Мы приехали в Берлин с тем, чтобы, показавшись врачам, ехать дальше в Россию. Однако все сложилось совсем не так, как мы предполагали. Очередность событий я теперь уже не помню. Помню только, что врачи категорически запретили папе ехать в Россию, найдя, что за время его полугодового пребывания в Баденвейлере в его болезни не произошло улучшения. Русские берлинцы уговаривали папу вообще остаться за границей, как и они, перейдя в эмигра-цию. Родители наши не знали, что им предпринять, пребывали в смятенном состоянии. К тому же у папы деньги были на исходе, и приходилось изыскивать пути к их добыче, что, по-видимому, доставалось ему нелегко.
В таком томительно неопределенном положении мы прожили в Берлине целый месяц. Каждый день возникали разговоры: "Ехать? Не ехать? Возвращаться ли вообще в Россию?" Мы с Сережей страстно хотели ехать домой, не мысля себе возможности остаться навечно за границей.
Папа с мамой душою также хотели этого, но, по-видимому, тревожились разными деловы-ми соображениями, связанными с состоянием папиного и нашего здоровья, с трудностями и неустройством жизни в России.
Однажды папа обратился ко мне со словами:
— Скажи, ехать нам или не ехать. Только скажи, не думая, реши это не головой, а "животом".

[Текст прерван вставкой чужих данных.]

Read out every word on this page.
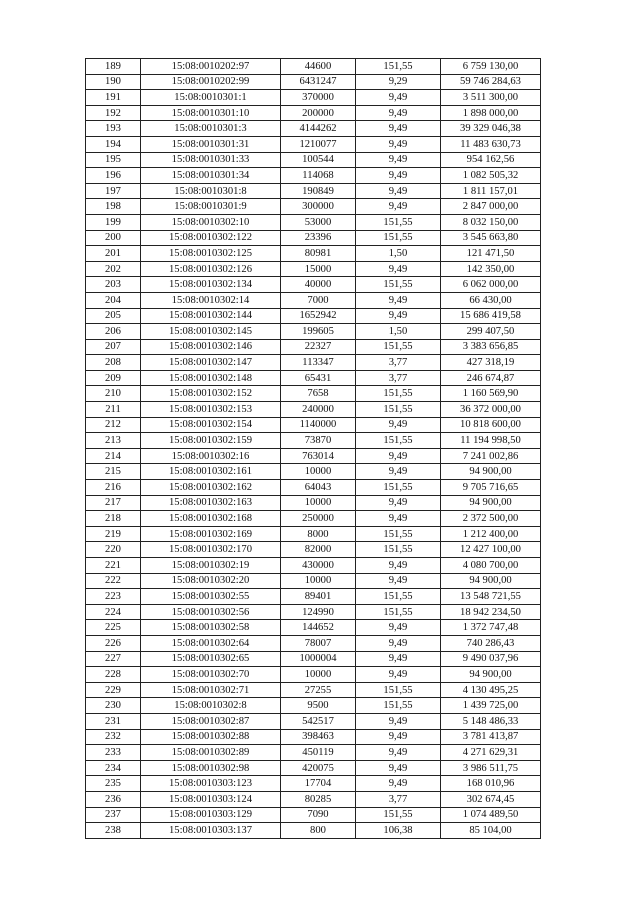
189	15:08:0010202:97	44600	151,55	6 759 130,00
190	15:08:0010202:99	6431247	9,29	59 746 284,63
191	15:08:0010301:1	370000	9,49	3 511 300,00
192	15:08:0010301:10	200000	9,49	1 898 000,00
193	15:08:0010301:3	4144262	9,49	39 329 046,38
194	15:08:0010301:31	1210077	9,49	11 483 630,73
195	15:08:0010301:33	100544	9,49	954 162,56
196	15:08:0010301:34	114068	9,49	1 082 505,32
197	15:08:0010301:8	190849	9,49	1 811 157,01
198	15:08:0010301:9	300000	9,49	2 847 000,00
199	15:08:0010302:10	53000	151,55	8 032 150,00
200	15:08:0010302:122	23396	151,55	3 545 663,80
201	15:08:0010302:125	80981	1,50	121 471,50
202	15:08:0010302:126	15000	9,49	142 350,00
203	15:08:0010302:134	40000	151,55	6 062 000,00
204	15:08:0010302:14	7000	9,49	66 430,00
205	15:08:0010302:144	1652942	9,49	15 686 419,58
206	15:08:0010302:145	199605	1,50	299 407,50
207	15:08:0010302:146	22327	151,55	3 383 656,85
208	15:08:0010302:147	113347	3,77	427 318,19
209	15:08:0010302:148	65431	3,77	246 674,87
210	15:08:0010302:152	7658	151,55	1 160 569,90
211	15:08:0010302:153	240000	151,55	36 372 000,00
212	15:08:0010302:154	1140000	9,49	10 818 600,00
213	15:08:0010302:159	73870	151,55	11 194 998,50
214	15:08:0010302:16	763014	9,49	7 241 002,86
215	15:08:0010302:161	10000	9,49	94 900,00
216	15:08:0010302:162	64043	151,55	9 705 716,65
217	15:08:0010302:163	10000	9,49	94 900,00
218	15:08:0010302:168	250000	9,49	2 372 500,00
219	15:08:0010302:169	8000	151,55	1 212 400,00
220	15:08:0010302:170	82000	151,55	12 427 100,00
221	15:08:0010302:19	430000	9,49	4 080 700,00
222	15:08:0010302:20	10000	9,49	94 900,00
223	15:08:0010302:55	89401	151,55	13 548 721,55
224	15:08:0010302:56	124990	151,55	18 942 234,50
225	15:08:0010302:58	144652	9,49	1 372 747,48
226	15:08:0010302:64	78007	9,49	740 286,43
227	15:08:0010302:65	1000004	9,49	9 490 037,96
228	15:08:0010302:70	10000	9,49	94 900,00
229	15:08:0010302:71	27255	151,55	4 130 495,25
230	15:08:0010302:8	9500	151,55	1 439 725,00
231	15:08:0010302:87	542517	9,49	5 148 486,33
232	15:08:0010302:88	398463	9,49	3 781 413,87
233	15:08:0010302:89	450119	9,49	4 271 629,31
234	15:08:0010302:98	420075	9,49	3 986 511,75
235	15:08:0010303:123	17704	9,49	168 010,96
236	15:08:0010303:124	80285	3,77	302 674,45
237	15:08:0010303:129	7090	151,55	1 074 489,50
238	15:08:0010303:137	800	106,38	85 104,00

Этот вопрос, характерный для папы, очень смутил меня. Я совсем растерялась и не знала, что сказать. Я не могла отделить своего душевного чувства от тех жизненно важных сообра-жений, которые служили повседневной темой обсуждения всех членов нашей семьи. "Живот"-то мой знал, чего хотел, а головой я мучилась мыслями о папиной болезни и обо всем остальном, что смущало родителей. Так из моего ответа ничего не вышло.
Берлин, несмотря на свою импозантность, мне не нравился, из-за присущей ему холодности и однообразия.

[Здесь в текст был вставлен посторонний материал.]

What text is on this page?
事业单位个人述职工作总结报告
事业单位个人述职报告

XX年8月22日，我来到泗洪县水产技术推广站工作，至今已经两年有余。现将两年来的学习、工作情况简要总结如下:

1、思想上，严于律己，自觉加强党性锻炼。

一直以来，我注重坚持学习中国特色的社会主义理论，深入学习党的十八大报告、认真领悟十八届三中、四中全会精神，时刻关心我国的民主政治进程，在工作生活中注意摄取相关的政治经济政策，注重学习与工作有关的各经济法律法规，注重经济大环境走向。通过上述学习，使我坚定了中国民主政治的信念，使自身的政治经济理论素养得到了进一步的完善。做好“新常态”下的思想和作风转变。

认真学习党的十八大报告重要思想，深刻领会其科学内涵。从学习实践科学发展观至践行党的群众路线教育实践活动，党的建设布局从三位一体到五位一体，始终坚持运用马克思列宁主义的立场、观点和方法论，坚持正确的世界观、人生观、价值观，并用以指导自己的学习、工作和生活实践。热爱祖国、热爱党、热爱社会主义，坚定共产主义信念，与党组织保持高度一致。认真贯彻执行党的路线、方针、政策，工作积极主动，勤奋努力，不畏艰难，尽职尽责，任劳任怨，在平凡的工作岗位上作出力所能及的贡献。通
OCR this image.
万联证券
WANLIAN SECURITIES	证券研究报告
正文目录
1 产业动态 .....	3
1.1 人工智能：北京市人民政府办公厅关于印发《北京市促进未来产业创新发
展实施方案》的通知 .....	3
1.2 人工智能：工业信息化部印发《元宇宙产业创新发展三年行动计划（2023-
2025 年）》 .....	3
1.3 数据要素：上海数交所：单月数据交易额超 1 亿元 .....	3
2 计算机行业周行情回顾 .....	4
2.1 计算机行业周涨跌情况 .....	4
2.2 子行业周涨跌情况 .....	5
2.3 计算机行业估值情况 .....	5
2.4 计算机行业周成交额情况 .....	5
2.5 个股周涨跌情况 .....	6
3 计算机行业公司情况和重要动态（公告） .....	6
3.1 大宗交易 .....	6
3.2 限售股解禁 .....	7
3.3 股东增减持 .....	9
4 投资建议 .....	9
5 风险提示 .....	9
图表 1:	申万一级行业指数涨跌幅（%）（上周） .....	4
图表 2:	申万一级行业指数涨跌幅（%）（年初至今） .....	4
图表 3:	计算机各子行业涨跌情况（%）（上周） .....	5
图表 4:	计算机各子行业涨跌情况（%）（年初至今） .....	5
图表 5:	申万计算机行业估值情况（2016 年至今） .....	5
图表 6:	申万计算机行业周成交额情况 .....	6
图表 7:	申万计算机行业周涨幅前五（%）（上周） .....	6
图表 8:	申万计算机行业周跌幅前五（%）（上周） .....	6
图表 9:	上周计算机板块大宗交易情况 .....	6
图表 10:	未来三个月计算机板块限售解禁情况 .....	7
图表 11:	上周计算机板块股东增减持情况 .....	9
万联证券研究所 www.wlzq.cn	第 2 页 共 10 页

Мне казалось скучным, что большинство улиц похожи одна на другую, что все они — прямые и обстроены одинаковыми серыми пятиэтажными домами. Но все же огромный город, шумный, с разноязычной толпой, двигавшейся по тротуарам, со множеством несущихся машин и пролеток, давал богатую пищу юношескому воображению. Особое мое внимание привлекали многочисленные рестораны и кафе, из которых сквозь раскрытые окна и двери на улицу вырыва-лись громкие звуки входившей тогда в моду джазовой музыки, а также то и дело попадавшиеся повсюду фигурки русских эмигрантов. Русская речь слышалась беспрестанно — на улицах, в магазинах, ресторанах, трамваях, автобусах.